FRONTISPÍCIO

por que não pode a Rima em duplo diapasão

Como um lábio gemer e urrar como um trovão?...

Sintetizar a dor num grito lancinante,

Ter do raio o bramir - torva cacofonia -

E exclamar pavorosa a música sombria,

Que eu quero que ela cante?!

Por que não pode o Verso, histério, de bruços,

Como se fosse vivo, estalar em soluços?

Gemer, chorar, rugir, num metro que estertore

E, assim como um tambor, rufar tragicamente

A marcha funeral, soturna, comovente,

Que eu quero que ele chore?!

Por que não pode estrofe audaz bruta, espoucando,

Pelas outras reboar como um trovão rolando?

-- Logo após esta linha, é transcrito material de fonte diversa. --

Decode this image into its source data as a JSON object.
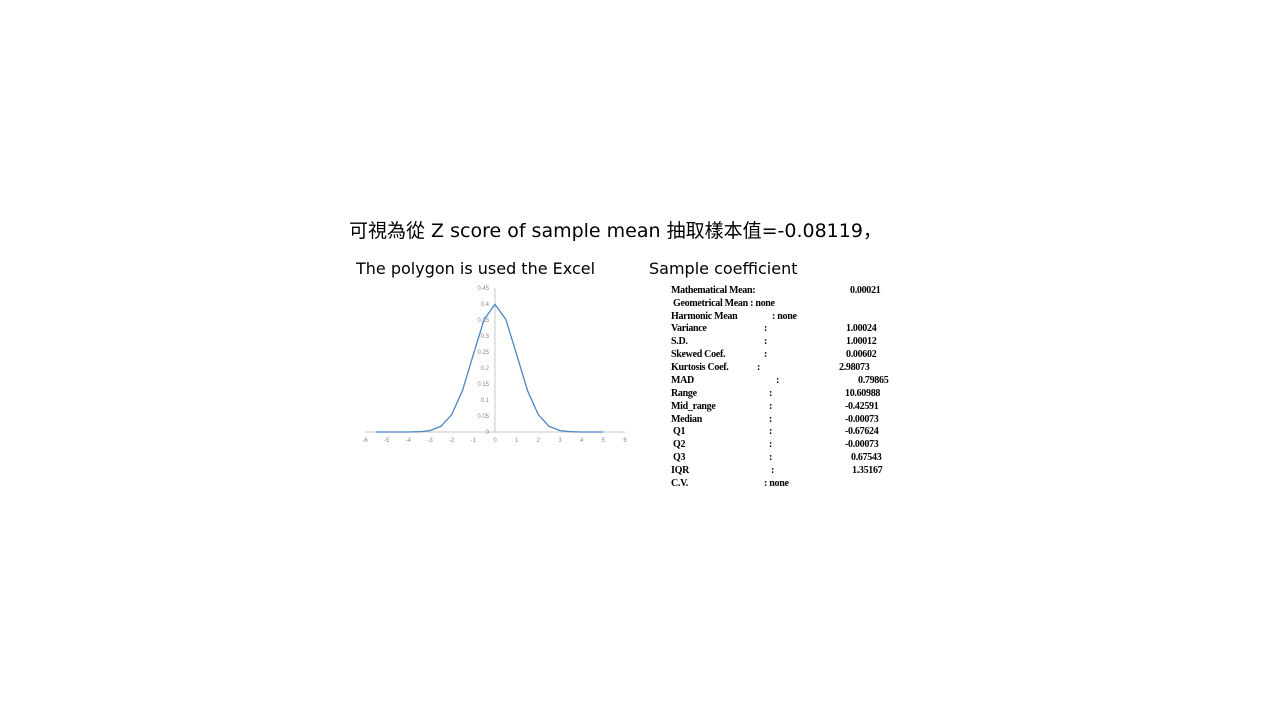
{
  "headline": "可視為從 Z score of sample mean 抽取樣本值=-0.08119，",
  "chart_data": {
    "type": "line",
    "title": "The polygon is used the Excel",
    "xlabel": "",
    "ylabel": "",
    "x_ticks": [
      "-6",
      "-5",
      "-4",
      "-3",
      "-2",
      "-1",
      "0",
      "1",
      "2",
      "3",
      "4",
      "5",
      "6"
    ],
    "y_ticks": [
      "0",
      "0.05",
      "0.1",
      "0.15",
      "0.2",
      "0.25",
      "0.3",
      "0.35",
      "0.4",
      "0.45"
    ],
    "xlim": [
      -6,
      6
    ],
    "ylim": [
      0,
      0.45
    ],
    "series": [
      {
        "x": [
          -5.5,
          -5,
          -4.5,
          -4,
          -3.5,
          -3,
          -2.5,
          -2,
          -1.5,
          -1,
          -0.5,
          0,
          0.5,
          1,
          1.5,
          2,
          2.5,
          3,
          3.5,
          4,
          4.5,
          5
        ],
        "values": [
          0.0,
          0.0,
          0.0,
          0.0001,
          0.0009,
          0.0044,
          0.0175,
          0.054,
          0.1295,
          0.242,
          0.352,
          0.399,
          0.352,
          0.242,
          0.1295,
          0.054,
          0.0175,
          0.0044,
          0.0009,
          0.0001,
          0.0,
          0.0
        ],
        "color": "#4a86c5"
      }
    ],
    "grid": false
  },
  "stats": {
    "title": "Sample coefficient",
    "rows": [
      {
        "label": "Mathematical Mean:",
        "value": "0.00021"
      },
      {
        "label": "Geometrical Mean : none",
        "value": ""
      },
      {
        "label": "Harmonic Mean",
        "sep": ": none",
        "value": ""
      },
      {
        "label": "Variance",
        "sep": ":",
        "value": "1.00024"
      },
      {
        "label": "S.D.",
        "sep": ":",
        "value": "1.00012"
      },
      {
        "label": "Skewed Coef.",
        "sep": ":",
        "value": "0.00602"
      },
      {
        "label": "Kurtosis Coef.",
        "sep": ":",
        "value": "2.98073"
      },
      {
        "label": "MAD",
        "sep": ":",
        "value": "0.79865"
      },
      {
        "label": "Range",
        "sep": ":",
        "value": "10.60988"
      },
      {
        "label": "Mid_range",
        "sep": ":",
        "value": "-0.42591"
      },
      {
        "label": "Median",
        "sep": ":",
        "value": "-0.00073"
      },
      {
        "label": "Q1",
        "sep": ":",
        "value": "-0.67624"
      },
      {
        "label": "Q2",
        "sep": ":",
        "value": "-0.00073"
      },
      {
        "label": "Q3",
        "sep": ":",
        "value": "0.67543"
      },
      {
        "label": "IQR",
        "sep": ":",
        "value": "1.35167"
      },
      {
        "label": "C.V.",
        "sep": ": none",
        "value": ""
      }
    ]
  }
}
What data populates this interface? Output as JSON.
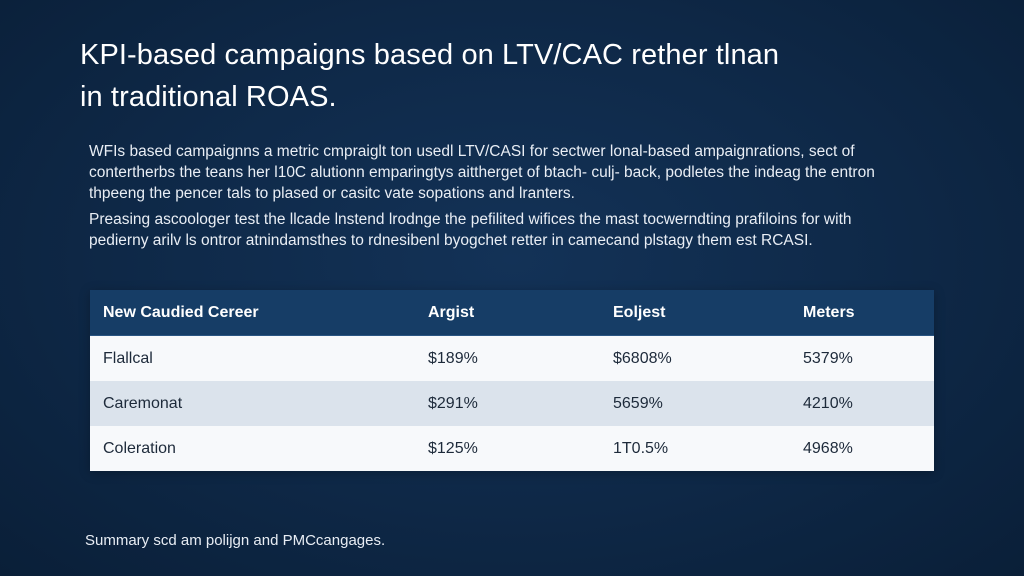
{
  "slide": {
    "title": "KPI-based campaigns based on LTV/CAC rether tlnan\nin traditional ROAS.",
    "paragraphs": [
      "WFIs based campaignns a metric cmpraiglt ton usedl LTV/CASI for sectwer lonal-based ampaignrations, sect of\ncontertherbs the teans her l10C alutionn emparingtys aittherg​et of btach- culj- back, podletes the indeag the entron\nthpeeng the pencer tals to plased or casitc vate sopations and lranters.",
      "Preasing ascoologer test the llcade lnstend lrodnge the pefilited wifices the mast tocwerndting prafiloins for with\npedierny arilv ls ontror atnindamsthes to rdnesibenl byogchet retter in camecand plstagy them est RCASI."
    ],
    "caption": "Summary scd am polijgn and PMCcangages."
  },
  "table": {
    "headers": [
      "New Caudied Cereer",
      "Argist",
      "Eoljest",
      "Meters"
    ],
    "rows": [
      [
        "Flallcal",
        "$189%",
        "$6808%",
        "5379%"
      ],
      [
        "Caremonat",
        "$291%",
        "5659%",
        "4210%"
      ],
      [
        "Coleration",
        "$125%",
        "1T0.5%",
        "4968%"
      ]
    ]
  },
  "colors": {
    "background": "#0f2a4a",
    "table_header": "#163d66",
    "row_light": "#f7f9fb",
    "row_shaded": "#dbe3ec"
  }
}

E, cheia de urros, de ais, num brado alto estruja,

Pelo período em fora ecoar clangorosa

A hipérbole selvage, a música assombrosa

Que eu quero que ela ruja?!

Impotência do Verso em traduzir a Idéia!

Fraqueza da palavra! anemia da Imagem,

Que não pode gritar!

Como és fraco, poeta! e no entanto revolta-se

No teu crânio - essa gruta - a luz da inspiração

Que não pode gritar!

Impotência da Rima! impotência do Tropo!

Para gritar com a Dor, para gemer com o Pranto,

Como és fraca, Poesia!

Como a Idéia é grande e como a frase é curta!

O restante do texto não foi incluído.